The Aggregator assumes there's some expression used to correlate the
messages; but the Splitter doesn't necessarily attach a unique message
header to each split message. We should maybe add that?
> This is obviously too simple
> and something more robust is needed but seems natural to split and join and
> now this needs a lot of "glue" headers or the like to be done. Parallel
> processing pipelines through POJOs and SEDA seem very easy to be built with
> Camel DSL and are very powerful.
>
> - Using the AggregationContext you can store partial results and, when
> finished (you control the batch), the new Exchange is built and returned.
> Actual strategy seems also possible to be implemented as a specialization.
> Through context should also possible to know when there are more messages
> pending and when started the batch so you can keep a rate of returning
> exchanges or wait a little bit more.
>
> - This context could be transient or persistent (configured by DSL or XML)
> and maybe bound to a transaction to avoid crash fails (UnitOfWork??). Could
> camel manage that persistence? <- sounds not good for simplicity ;O)
Hopefully we could create a simple-to-use persistence :). I guess a
persistent strategy could use dependency injection in Spring to deal
with the JPA stuff; so keeping camel nice and simple?

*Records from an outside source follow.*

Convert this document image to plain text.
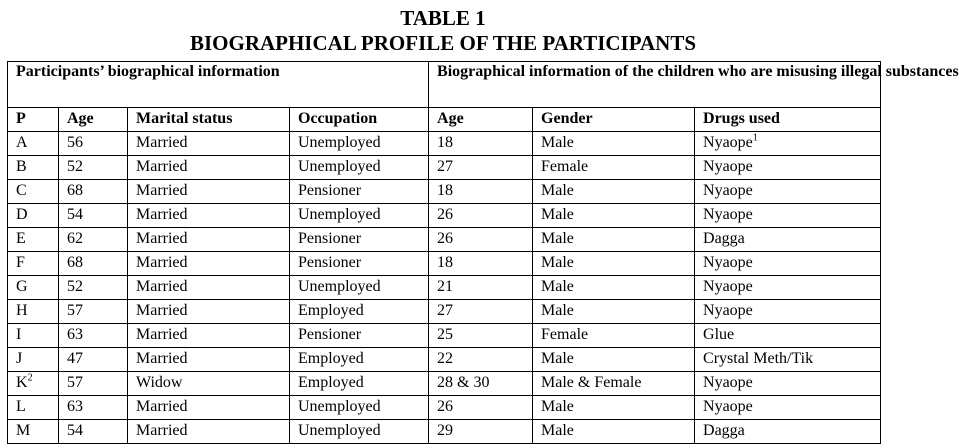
TABLE 1
BIOGRAPHICAL PROFILE OF THE PARTICIPANTS
Participants’ biographical information				Biographical information of the children who are misusing illegal substances		
P	Age	Marital status	Occupation	Age	Gender	Drugs used
A	56	Married	Unemployed	18	Male	Nyaope$^1$
B	52	Married	Unemployed	27	Female	Nyaope
C	68	Married	Pensioner	18	Male	Nyaope
D	54	Married	Unemployed	26	Male	Nyaope
E	62	Married	Pensioner	26	Male	Dagga
F	68	Married	Pensioner	18	Male	Nyaope
G	52	Married	Unemployed	21	Male	Nyaope
H	57	Married	Employed	27	Male	Nyaope
I	63	Married	Pensioner	25	Female	Glue
J	47	Married	Employed	22	Male	Crystal Meth/Tik
K$^2$	57	Widow	Employed	28 & 30	Male & Female	Nyaope
L	63	Married	Unemployed	26	Male	Nyaope
M	54	Married	Unemployed	29	Male	Dagga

Using transactions is also cool - the only problem is if you have
messages for different correlationIDs mixed up. e.g. imagine if you
split all messages into 2 pieces. Then for A we have A1, A2 and B we
have B1, B2. The problems' gonna be if you receive them like A1, B1,
A2, C1, B2, D1, C2....
you're never gonna reach a boundary where you can commit without
possibly loosing part of another aggregation. But I guess you could
put a resequencer in front to ensure order-across-correlationIDs is
ensured.
> I feel that these suggestions have a lot of problems with the issues of
> concurrency and concepts in Camel. Am I wrong?
>
> James, if this is good maybe I´m implementing a prototype and posting it :O)
Great! :)
I'm still digesting all the recent thoughts on this topic - e.g. I
like the simplicity of Hiram's idea - I feel like we're making
progress & some great ideas are flowing. Hopefully we can end up with
some really powerful and flexible - yet simple to use solutions.